Note the timestamps, and that all this time the agent isn't serving. The instance does start, but it is delayed.

This appears to be related to the loop activating plugins here: https://github.com/open-policy-agent/opa/blob/main/plugins/discovery/discovery.go#L240. It'd be good to avoid having the status plugin delaying boot when using persisted bundles.

Also notice that the for retry := 0; retry < maxActivationRetry; retry++ loop in https://github.com/open-policy-agent/opa/blob/main/plugins/discovery/discovery.go#L259 seems to lack a break statement at the end, so even when successfully activating the bundle in first attempt it will still run the loop 10 times (further slowing down the startup time).
I have confirmed this with logs (seeing 10 instances of the "Discovery bundle loaded from disk and activated successfully." debug log message before the server starts).

Also notice that the for retry := 0; retry < maxActivationRetry; retry++ loop in https://github.com/open-policy-agent/opa/blob/main/plugins/discovery/discovery.go#L259 seems to lack a break statement at the end, so even when successfully activating the bundle in first attempt it will still run the loop 10 times (further slowing down the startup time). I have confirmed this with logs (seeing 10 instances of the "Discovery bundle loaded from disk and activated successfully." debug log message before the server starts).

Good catch.
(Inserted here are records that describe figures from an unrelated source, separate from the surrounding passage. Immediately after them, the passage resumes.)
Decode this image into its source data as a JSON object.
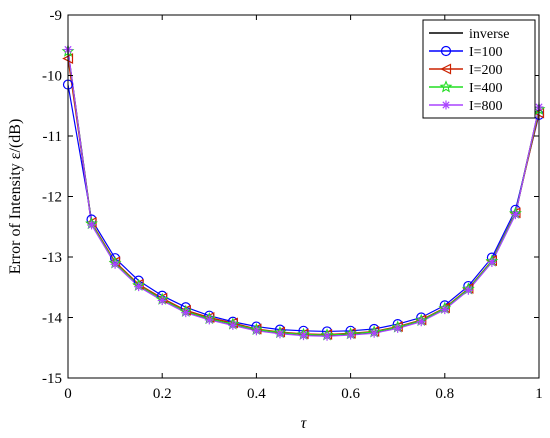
{
  "chart_data": {
    "type": "line",
    "xlabel": "τ",
    "ylabel": "Error of Intensity ε/(dB)",
    "xlim": [
      0,
      1
    ],
    "ylim": [
      -15,
      -9
    ],
    "xticks": [
      "0",
      "0.2",
      "0.4",
      "0.6",
      "0.8",
      "1"
    ],
    "yticks": [
      "-15",
      "-14",
      "-13",
      "-12",
      "-11",
      "-10",
      "-9"
    ],
    "grid": false,
    "legend_position": "top-right",
    "x": [
      0,
      0.05,
      0.1,
      0.15,
      0.2,
      0.25,
      0.3,
      0.35,
      0.4,
      0.45,
      0.5,
      0.55,
      0.6,
      0.65,
      0.7,
      0.75,
      0.8,
      0.85,
      0.9,
      0.95,
      1
    ],
    "series": [
      {
        "name": "inverse",
        "color": "#000000",
        "marker": "none",
        "values": [
          -9.6,
          -12.45,
          -13.1,
          -13.47,
          -13.7,
          -13.9,
          -14.02,
          -14.11,
          -14.2,
          -14.25,
          -14.28,
          -14.29,
          -14.27,
          -14.24,
          -14.16,
          -14.05,
          -13.85,
          -13.53,
          -13.07,
          -12.28,
          -10.55
        ]
      },
      {
        "name": "I=100",
        "color": "#0000ff",
        "marker": "circle",
        "values": [
          -10.15,
          -12.38,
          -13.02,
          -13.39,
          -13.64,
          -13.83,
          -13.97,
          -14.07,
          -14.15,
          -14.2,
          -14.22,
          -14.23,
          -14.22,
          -14.19,
          -14.11,
          -14.0,
          -13.8,
          -13.48,
          -13.01,
          -12.22,
          -10.65
        ]
      },
      {
        "name": "I=200",
        "color": "#cc2200",
        "marker": "triangle-left",
        "values": [
          -9.72,
          -12.43,
          -13.08,
          -13.45,
          -13.68,
          -13.88,
          -14.0,
          -14.09,
          -14.19,
          -14.24,
          -14.27,
          -14.28,
          -14.26,
          -14.23,
          -14.15,
          -14.04,
          -13.84,
          -13.52,
          -13.06,
          -12.27,
          -10.62
        ]
      },
      {
        "name": "I=400",
        "color": "#22dd22",
        "marker": "star",
        "values": [
          -9.6,
          -12.45,
          -13.1,
          -13.47,
          -13.7,
          -13.9,
          -14.02,
          -14.11,
          -14.2,
          -14.25,
          -14.28,
          -14.29,
          -14.27,
          -14.24,
          -14.16,
          -14.05,
          -13.85,
          -13.53,
          -13.07,
          -12.28,
          -10.56
        ]
      },
      {
        "name": "I=800",
        "color": "#aa44ff",
        "marker": "asterisk",
        "values": [
          -9.57,
          -12.47,
          -13.12,
          -13.49,
          -13.72,
          -13.92,
          -14.04,
          -14.13,
          -14.22,
          -14.27,
          -14.3,
          -14.31,
          -14.29,
          -14.26,
          -14.18,
          -14.07,
          -13.87,
          -13.55,
          -13.09,
          -12.3,
          -10.52
        ]
      }
    ]
  }
}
This is a bug.

Note the timestamps, and that all this time the agent isn't serving. The instance does start, but it is delayed.

This appears to be related to the loop activating plugins here: https://github.com/open-policy-agent/opa/blob/main/plugins/discovery/discovery.go#L240. It'd be good to avoid having the status plugin delaying boot when using persisted bundles.

@charlieegan3 I haven't tried this but have we looked into using buffered channels?

Alternatively since the manager has the plugin status on it, we could do the status upload async.

Hey, I've been having a play with using a buffered channel for the updates this morning. It works, but our tests are quite brittle around some of this stuff and so they need to be reworked. I'll see where I can get to this afternoon.

#6345 is all I had time for today. I've tried to make some careful updates to tests to maintain the behaviour, but remove the expectation that the status plugin will be in State:OK immediately. Take a look, I'm out tomorrow so feel free to take over and make edits as needed.